Following months of rumors that the streaming service was working on a project about the pop superstar’s highly publicized conservatorship, the first trailer for “Britney vs. Spears” was released on Wednesday.

Directed by Erin Lee Carr (“How to Fix a Drug Scandal”), the documentary will reportedly “center around Spears’ highly-unusual conservatorship, and will feature key figures in Spears’ orbit,” according to Variety. The film is set to premiere on Sept. 28, the day before the singer’s next court date in her ongoing legal battle to regain control of her life.

Ahead of the full trailer’s release, Netflix dropped a short teaser on Tuesday featuring an alleged 2009 voicemail Spears left for her lawyer in which she discussed ending the legal arrangement.

“Hi. My name is Britney Spears. I called you earlier. I’m calling again because I just wanted to make sure that during the process of eliminating the conservatorship…” she says in the 18-second clip.

As The Hollywood Reporter notes, the voicemail seemingly complicates Spears’ assertion that she was previously unaware that she could petition to end the court-ordered conservatorship, which was put in place in 2008.

Since last fall, Spears has been publicly fighting to take back control of her finances and freedom from her father, Jamie Spears, amid increased media and public scrutiny surrounding her case.

While her supporters in the #FreeBritney movement have mobilized for years to draw attention to the pop star’s fight against her conservatorship, Hulu’s documentary “Framing Britney Spears,” made in partnership with FX and The New York Times, spurred a cultural reckoning about how the media mistreated her and just how controlling her conservatorship has been.

Months after the documentary was released, Spears testified in open court in June that she’s being exploited under the dehumanizing restraints of the conservatorship, which she said prohibits her from removing her birth control, getting married and driving a car on her own, among other alarming claims.

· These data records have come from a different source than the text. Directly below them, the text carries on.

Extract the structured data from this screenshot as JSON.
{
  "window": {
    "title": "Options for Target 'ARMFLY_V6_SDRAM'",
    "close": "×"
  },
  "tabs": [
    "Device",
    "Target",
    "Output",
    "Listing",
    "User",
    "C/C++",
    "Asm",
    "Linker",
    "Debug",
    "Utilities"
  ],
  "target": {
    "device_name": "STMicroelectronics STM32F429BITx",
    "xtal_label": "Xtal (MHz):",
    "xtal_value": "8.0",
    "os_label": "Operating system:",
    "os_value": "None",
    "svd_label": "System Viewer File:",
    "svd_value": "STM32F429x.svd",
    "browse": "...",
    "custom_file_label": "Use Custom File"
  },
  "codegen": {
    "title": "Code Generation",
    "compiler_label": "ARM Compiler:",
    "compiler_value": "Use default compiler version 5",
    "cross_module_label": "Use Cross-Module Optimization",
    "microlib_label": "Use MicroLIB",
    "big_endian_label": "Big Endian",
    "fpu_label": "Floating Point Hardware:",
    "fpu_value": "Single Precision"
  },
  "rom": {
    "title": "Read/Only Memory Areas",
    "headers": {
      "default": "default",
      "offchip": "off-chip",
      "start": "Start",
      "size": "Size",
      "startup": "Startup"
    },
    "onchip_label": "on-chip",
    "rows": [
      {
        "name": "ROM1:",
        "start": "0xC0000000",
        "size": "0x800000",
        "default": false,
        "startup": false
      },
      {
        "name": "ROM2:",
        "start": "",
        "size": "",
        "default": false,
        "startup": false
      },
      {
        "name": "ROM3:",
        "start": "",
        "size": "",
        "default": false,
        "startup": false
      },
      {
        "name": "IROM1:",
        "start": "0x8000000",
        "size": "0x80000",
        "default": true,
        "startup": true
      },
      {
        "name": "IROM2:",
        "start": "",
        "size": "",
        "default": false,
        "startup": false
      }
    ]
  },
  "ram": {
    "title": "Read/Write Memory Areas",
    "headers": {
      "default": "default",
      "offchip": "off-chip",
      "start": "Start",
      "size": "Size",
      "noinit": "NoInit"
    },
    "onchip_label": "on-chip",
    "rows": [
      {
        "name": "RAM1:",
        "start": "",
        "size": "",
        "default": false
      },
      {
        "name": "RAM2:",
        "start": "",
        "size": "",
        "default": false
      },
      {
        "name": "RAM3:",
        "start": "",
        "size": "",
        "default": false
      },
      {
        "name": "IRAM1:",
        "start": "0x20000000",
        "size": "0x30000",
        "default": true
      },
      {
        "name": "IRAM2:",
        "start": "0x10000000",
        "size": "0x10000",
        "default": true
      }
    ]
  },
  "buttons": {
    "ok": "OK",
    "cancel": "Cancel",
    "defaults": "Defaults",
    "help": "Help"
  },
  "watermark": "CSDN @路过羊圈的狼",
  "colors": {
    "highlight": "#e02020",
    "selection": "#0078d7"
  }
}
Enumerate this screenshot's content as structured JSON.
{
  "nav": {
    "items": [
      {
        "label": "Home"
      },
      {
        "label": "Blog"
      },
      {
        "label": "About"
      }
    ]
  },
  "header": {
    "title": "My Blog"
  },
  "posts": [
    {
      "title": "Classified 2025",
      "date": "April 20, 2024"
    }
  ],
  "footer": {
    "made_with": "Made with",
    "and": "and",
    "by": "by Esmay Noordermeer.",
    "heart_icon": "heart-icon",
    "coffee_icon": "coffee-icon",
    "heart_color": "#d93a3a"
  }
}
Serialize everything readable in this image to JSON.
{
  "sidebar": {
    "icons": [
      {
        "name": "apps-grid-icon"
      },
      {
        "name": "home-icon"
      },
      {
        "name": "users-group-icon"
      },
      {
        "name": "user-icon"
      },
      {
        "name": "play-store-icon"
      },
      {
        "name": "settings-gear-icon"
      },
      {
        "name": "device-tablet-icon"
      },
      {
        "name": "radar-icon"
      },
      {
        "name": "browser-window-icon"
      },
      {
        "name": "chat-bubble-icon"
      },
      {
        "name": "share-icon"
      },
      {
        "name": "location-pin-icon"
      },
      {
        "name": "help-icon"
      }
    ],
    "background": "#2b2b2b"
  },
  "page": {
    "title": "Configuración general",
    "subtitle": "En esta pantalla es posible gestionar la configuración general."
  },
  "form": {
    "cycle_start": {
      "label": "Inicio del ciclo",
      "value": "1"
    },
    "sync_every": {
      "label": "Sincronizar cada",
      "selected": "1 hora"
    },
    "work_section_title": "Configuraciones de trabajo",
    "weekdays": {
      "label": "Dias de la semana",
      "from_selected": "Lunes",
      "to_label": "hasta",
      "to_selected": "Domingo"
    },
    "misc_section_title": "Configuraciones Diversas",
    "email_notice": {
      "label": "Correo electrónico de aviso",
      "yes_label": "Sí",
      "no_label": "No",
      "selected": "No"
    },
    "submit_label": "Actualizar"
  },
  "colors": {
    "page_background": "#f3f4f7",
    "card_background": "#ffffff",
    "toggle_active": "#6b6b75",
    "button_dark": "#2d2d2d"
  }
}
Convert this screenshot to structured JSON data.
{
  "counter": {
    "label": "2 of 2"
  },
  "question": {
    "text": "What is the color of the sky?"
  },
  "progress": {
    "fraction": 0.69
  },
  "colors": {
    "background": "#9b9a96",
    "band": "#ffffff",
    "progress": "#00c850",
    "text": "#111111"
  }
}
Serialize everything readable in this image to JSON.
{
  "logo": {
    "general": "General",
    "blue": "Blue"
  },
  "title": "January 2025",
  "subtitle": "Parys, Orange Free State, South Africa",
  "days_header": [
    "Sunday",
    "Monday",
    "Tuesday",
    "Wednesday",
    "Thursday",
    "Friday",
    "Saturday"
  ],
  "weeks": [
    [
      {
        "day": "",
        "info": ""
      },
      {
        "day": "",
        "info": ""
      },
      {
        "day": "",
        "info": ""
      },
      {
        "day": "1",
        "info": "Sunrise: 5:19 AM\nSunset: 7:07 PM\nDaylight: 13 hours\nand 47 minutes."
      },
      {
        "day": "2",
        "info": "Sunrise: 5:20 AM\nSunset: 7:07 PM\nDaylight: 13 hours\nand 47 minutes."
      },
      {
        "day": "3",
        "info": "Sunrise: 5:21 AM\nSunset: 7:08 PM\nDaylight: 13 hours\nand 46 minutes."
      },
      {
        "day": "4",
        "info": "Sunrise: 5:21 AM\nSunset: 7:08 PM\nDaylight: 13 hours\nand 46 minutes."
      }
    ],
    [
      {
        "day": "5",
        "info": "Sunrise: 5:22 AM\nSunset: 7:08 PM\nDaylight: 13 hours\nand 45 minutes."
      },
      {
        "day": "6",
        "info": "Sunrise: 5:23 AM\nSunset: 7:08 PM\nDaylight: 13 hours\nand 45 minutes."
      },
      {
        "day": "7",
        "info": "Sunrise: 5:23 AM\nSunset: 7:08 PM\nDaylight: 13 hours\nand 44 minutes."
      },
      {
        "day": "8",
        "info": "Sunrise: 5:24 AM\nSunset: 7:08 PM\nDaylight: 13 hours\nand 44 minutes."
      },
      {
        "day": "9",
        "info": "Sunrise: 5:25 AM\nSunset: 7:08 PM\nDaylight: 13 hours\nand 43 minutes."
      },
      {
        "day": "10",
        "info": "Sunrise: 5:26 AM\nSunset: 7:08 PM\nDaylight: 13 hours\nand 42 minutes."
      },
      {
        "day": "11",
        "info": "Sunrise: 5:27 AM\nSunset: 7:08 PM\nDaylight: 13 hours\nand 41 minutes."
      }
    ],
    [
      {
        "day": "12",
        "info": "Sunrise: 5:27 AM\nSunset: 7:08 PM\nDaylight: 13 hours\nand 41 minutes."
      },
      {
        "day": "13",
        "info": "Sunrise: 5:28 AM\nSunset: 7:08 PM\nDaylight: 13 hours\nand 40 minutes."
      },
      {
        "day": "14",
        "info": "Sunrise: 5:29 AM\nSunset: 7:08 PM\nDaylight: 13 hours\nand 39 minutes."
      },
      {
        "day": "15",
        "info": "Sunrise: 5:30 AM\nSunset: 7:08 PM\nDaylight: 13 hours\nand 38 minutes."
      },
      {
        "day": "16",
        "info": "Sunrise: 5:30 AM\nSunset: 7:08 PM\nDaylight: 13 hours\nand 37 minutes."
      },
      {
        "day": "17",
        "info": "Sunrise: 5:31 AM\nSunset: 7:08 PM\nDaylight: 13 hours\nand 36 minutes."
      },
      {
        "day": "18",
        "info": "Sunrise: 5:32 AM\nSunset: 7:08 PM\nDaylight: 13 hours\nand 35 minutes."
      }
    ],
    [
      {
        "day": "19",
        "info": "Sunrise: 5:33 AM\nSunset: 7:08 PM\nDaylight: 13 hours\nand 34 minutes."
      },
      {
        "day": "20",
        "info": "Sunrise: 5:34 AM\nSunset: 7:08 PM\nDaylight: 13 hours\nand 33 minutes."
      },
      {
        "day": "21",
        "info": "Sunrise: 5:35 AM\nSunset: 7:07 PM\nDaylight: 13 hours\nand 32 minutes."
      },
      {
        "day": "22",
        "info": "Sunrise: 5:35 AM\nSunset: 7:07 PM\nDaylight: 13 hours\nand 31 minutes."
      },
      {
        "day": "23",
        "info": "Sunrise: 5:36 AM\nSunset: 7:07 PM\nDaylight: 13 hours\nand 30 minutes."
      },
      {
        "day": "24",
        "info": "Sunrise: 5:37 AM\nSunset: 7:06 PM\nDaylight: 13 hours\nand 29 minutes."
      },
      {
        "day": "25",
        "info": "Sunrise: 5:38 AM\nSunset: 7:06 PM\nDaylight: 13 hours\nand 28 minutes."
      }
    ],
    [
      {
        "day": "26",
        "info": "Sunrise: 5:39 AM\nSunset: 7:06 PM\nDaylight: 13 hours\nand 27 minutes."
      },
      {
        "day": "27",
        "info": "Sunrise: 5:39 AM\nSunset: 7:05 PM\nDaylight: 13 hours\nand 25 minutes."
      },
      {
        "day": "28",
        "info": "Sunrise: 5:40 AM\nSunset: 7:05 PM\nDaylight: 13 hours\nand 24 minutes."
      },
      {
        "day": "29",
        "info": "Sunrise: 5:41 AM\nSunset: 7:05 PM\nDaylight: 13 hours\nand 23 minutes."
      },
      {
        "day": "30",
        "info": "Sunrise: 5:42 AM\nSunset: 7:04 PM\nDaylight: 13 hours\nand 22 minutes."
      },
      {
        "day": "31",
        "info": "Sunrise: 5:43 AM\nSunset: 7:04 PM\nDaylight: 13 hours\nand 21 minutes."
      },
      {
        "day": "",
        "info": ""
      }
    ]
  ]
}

“I haven’t done anything in the world to deserve this treatment,” she said at the time, describing her current arrangement as “harmful” and “abusive.”

Spears has since hired her own attorney in the case for the first time in 13 years, and her legal team is petitioning to end the conservatorship and remove her father as conservator. Jamie Spears unexpectedly said earlier this month that he “intends” to transition away from his role without giving a specific time frame.

While Britney Spears has publicly thanked her fans for their support, she’s been less than enthusiastic regarding the documentaries about her life, blasting them as “so hypocritical” given how “they criticize the media and then do the same thing.”

Breaking her silence about “Framing Britney Spears” a month after it was released, Spears wrote in a separate post: “I didn’t watch the documentary but from what I did see of it I was embarrassed by the light they put me in. I cried for two weeks and well …. I still cry sometimes!!!!”